Trial concluded on Feb. 6 for a 28-year-old defendant facing murder, assault and gun charges in connection to the shooting death of a 43-year-old man on Garrison Boulevard nearly two years ago.
Jurors must now decide if Timothy Knott shot and killed Anthony Pearson on the 4700 block of Garrison Boulevard during the morning of April 29, 2024. Pearson and Knott reportedly knew each other prior to the incident. According to Knott’s family, Pearson had been a suspect in the death of Knott’s cousin in 2022, but the case went cold.
“This case is a classic example of premeditation,” the state’s attorney told jurors.
She argued that three key points of evidence pointed to Knott’s guilt – surveillance footage from a building near the scene that captured the incident, the defendant’s taped statement to detectives, and cellphone location records that placed Knott at the scene of Pearson’s death. Shortly after the shooting occurred, eyewitnesses to the incident were seen departing the scene to alert authorities, said the state’s attorney.
An FBI special agent who analyzed Knott’s cellphone records confirmed Knott made several calls before and after the homicide, with two occurring just minutes before he shot Pearson.
Warren Brown, Knott’s defense attorney said Knott was “young, hungry, freezing and uneducated,” claiming investigators saw the defendant as “easy pickings” and referred to him as “a m*therf*cker.”

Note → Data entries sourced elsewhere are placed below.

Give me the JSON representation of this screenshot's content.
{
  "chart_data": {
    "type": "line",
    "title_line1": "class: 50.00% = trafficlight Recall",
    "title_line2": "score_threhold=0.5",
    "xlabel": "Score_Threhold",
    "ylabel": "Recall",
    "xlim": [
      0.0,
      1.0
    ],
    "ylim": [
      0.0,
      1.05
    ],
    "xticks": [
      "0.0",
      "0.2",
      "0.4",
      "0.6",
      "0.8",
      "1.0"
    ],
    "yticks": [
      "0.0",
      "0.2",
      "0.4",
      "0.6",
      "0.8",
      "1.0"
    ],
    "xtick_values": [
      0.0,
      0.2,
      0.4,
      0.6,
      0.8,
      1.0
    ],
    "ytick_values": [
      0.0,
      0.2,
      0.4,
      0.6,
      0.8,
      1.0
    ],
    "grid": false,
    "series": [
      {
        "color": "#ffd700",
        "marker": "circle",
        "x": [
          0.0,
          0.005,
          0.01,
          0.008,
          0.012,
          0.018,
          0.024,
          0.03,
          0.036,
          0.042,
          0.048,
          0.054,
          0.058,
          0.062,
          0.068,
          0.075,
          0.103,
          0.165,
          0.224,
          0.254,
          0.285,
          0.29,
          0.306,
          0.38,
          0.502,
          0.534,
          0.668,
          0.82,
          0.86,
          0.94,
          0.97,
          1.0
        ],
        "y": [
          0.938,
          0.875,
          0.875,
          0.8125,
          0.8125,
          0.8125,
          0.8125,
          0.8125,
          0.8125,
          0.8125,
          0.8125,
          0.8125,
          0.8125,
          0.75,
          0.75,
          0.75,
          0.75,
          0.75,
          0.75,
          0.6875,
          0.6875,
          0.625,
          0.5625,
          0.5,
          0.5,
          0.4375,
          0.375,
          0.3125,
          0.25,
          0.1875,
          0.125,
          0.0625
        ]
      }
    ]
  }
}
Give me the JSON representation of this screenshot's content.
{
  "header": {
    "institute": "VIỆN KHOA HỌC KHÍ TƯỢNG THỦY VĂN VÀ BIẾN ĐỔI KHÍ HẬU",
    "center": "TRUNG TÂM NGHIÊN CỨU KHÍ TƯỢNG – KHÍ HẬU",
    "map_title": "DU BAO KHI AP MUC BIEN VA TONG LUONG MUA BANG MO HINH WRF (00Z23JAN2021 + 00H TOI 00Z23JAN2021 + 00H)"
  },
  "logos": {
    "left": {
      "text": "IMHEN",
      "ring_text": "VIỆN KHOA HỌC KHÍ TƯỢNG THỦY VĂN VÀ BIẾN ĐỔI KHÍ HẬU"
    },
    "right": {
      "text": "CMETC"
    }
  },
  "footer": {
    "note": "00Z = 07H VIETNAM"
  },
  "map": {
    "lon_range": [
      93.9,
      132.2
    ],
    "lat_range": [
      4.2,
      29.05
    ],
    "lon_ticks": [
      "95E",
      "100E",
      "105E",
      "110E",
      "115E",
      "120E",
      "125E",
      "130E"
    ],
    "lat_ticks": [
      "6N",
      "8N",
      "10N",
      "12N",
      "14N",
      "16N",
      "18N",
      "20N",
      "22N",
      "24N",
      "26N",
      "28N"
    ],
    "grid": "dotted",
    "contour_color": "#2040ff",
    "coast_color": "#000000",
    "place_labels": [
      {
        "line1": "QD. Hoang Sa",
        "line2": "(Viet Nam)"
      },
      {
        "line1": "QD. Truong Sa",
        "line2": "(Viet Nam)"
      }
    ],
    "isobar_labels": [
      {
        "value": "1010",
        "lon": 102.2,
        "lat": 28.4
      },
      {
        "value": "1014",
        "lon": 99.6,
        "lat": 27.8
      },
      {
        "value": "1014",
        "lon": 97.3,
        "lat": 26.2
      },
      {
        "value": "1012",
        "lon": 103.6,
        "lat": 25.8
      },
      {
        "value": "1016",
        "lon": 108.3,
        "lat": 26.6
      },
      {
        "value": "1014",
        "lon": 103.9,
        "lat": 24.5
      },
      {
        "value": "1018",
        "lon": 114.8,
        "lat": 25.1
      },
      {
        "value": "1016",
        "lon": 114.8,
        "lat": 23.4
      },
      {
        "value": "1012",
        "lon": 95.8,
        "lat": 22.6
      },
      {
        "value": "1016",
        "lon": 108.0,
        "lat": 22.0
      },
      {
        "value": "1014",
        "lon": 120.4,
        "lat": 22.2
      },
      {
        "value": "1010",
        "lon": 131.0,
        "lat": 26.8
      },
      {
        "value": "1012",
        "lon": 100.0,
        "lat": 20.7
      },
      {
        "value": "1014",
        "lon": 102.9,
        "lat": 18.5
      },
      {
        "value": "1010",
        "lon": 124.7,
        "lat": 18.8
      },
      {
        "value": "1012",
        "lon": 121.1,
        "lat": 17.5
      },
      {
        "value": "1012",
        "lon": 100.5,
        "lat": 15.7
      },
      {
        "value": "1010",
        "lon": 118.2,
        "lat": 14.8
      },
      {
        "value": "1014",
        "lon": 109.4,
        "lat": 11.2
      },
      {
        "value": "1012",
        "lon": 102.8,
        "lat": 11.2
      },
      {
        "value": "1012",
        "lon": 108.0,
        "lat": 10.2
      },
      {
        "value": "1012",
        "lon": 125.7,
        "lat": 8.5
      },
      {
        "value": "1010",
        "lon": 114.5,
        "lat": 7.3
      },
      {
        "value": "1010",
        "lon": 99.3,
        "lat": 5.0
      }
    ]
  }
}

Brown argued Knott was “not all the way there” when speaking to detectives, telling jurors the defendant wasn’t able to verify his own address. He instructed jurors not to base their verdict on suspicion.
The state’s attorney countered that Knott was cognizant and had been trying to evade law enforcement by providing officers with incorrect addresses.
Knott now awaits a verdict, which will be delivered before Judge Robert K. Taylor.